$\left\{ 1 + \left( \frac { d y } { d x } \right) ^ { 2 } \right\} ^ { \frac { 3 } { 2 } } = \frac { d ^ { 2 } y } { d x ^ { 2 } }$
what is the degree and order for above equation
well according to my knowledge the order be should $2$
and degree should be $\frac { 3 } { 2 }$
is my answer right or wrong ?
On
From what I can remember, the order of an ODE is the order of the highest-order derivative, and the degree is the power of the highest-order derivative.
So in your example, the order should be 2 and the degree should be 2/3; since if we raise the whole equation to the power 2/3 to get rid of the 3/2 power, the power of the 2nd-order derivative (highest-order) would be 2/3.
Hope this helps, let me know if I missed anything!
$$\left\{ 1 + \left( \frac { d y } { d x } \right) ^ { 2 } \right\} ^ { \frac { 3 } { 2 } } = \frac { d ^ { 2 } y } { d x ^ { 2 } } \tag 1$$ The highest order derivative is $\frac { d ^ { 2 } y } { d x ^ { 2 } }$ . So the order of the ODE is two.
In the definition of the degree, the key point is that the differential equation must be a polynomial equation in derivatives. The given differential equation is not a polynomial equation in its derivatives (because of the fractional power, 3/2, to which the term on the left hand side is raised) and so, strictly speaking, its degree is not defined.
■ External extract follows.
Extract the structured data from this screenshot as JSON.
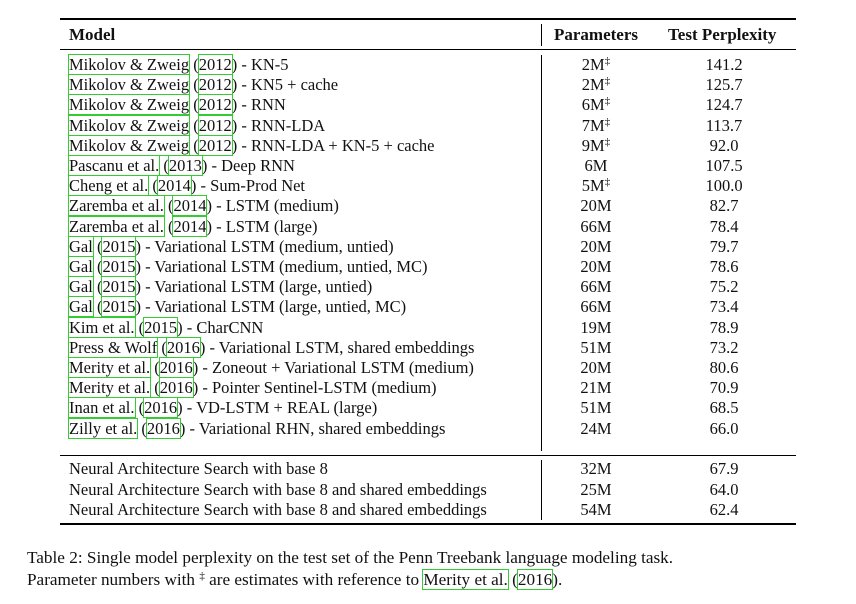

However, in a less strict sense, the degree considered is the degree of the highest order derivative which is one. So the degree of Eq.$1$ is one, without forgetting that the definition of degree is not strictly respected.
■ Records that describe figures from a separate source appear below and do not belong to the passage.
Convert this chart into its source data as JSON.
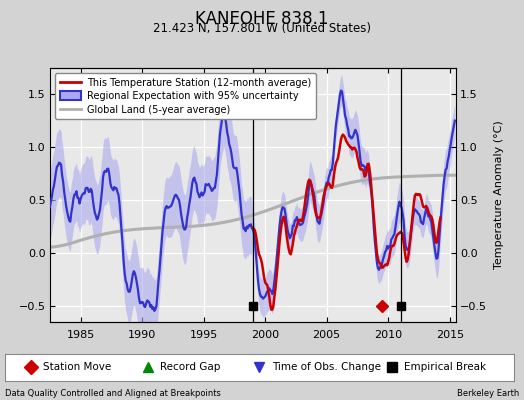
{
  "title": "KANEOHE 838.1",
  "subtitle": "21.423 N, 157.801 W (United States)",
  "ylabel": "Temperature Anomaly (°C)",
  "xlabel_left": "Data Quality Controlled and Aligned at Breakpoints",
  "xlabel_right": "Berkeley Earth",
  "xlim": [
    1982.5,
    2015.5
  ],
  "ylim": [
    -0.65,
    1.75
  ],
  "yticks": [
    -0.5,
    0,
    0.5,
    1.0,
    1.5
  ],
  "xticks": [
    1985,
    1990,
    1995,
    2000,
    2005,
    2010,
    2015
  ],
  "bg_color": "#d3d3d3",
  "plot_bg_color": "#e8e8e8",
  "grid_color": "#ffffff",
  "empirical_breaks": [
    1999.0,
    2011.0
  ],
  "station_moves": [
    2009.5
  ],
  "vertical_lines": [
    1999.0,
    2011.0
  ],
  "regional_color": "#3333cc",
  "regional_band_color": "#aaaaee",
  "station_color": "#cc0000",
  "global_color": "#b0b0b0"
}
If we take the liberty to transform the ODE so that all exponents be integers, $$\left( 1 + \left( \frac { d y } { d x } \right) ^ { 2 } \right) ^ 3 = \left(\frac { d ^ { 2 } y } { d x ^ { 2 } }\right)^2 \tag 2$$ the differential equation becomes a polynomial equation in its derivatives and the degree can be defined. Commonly, the degree considered is the degree of the highest order derivative. So, the degree of Eq.$2$ is two. (Without forgetting that Eq.$2$ is not strictly equivalent to Eq.$1$ ).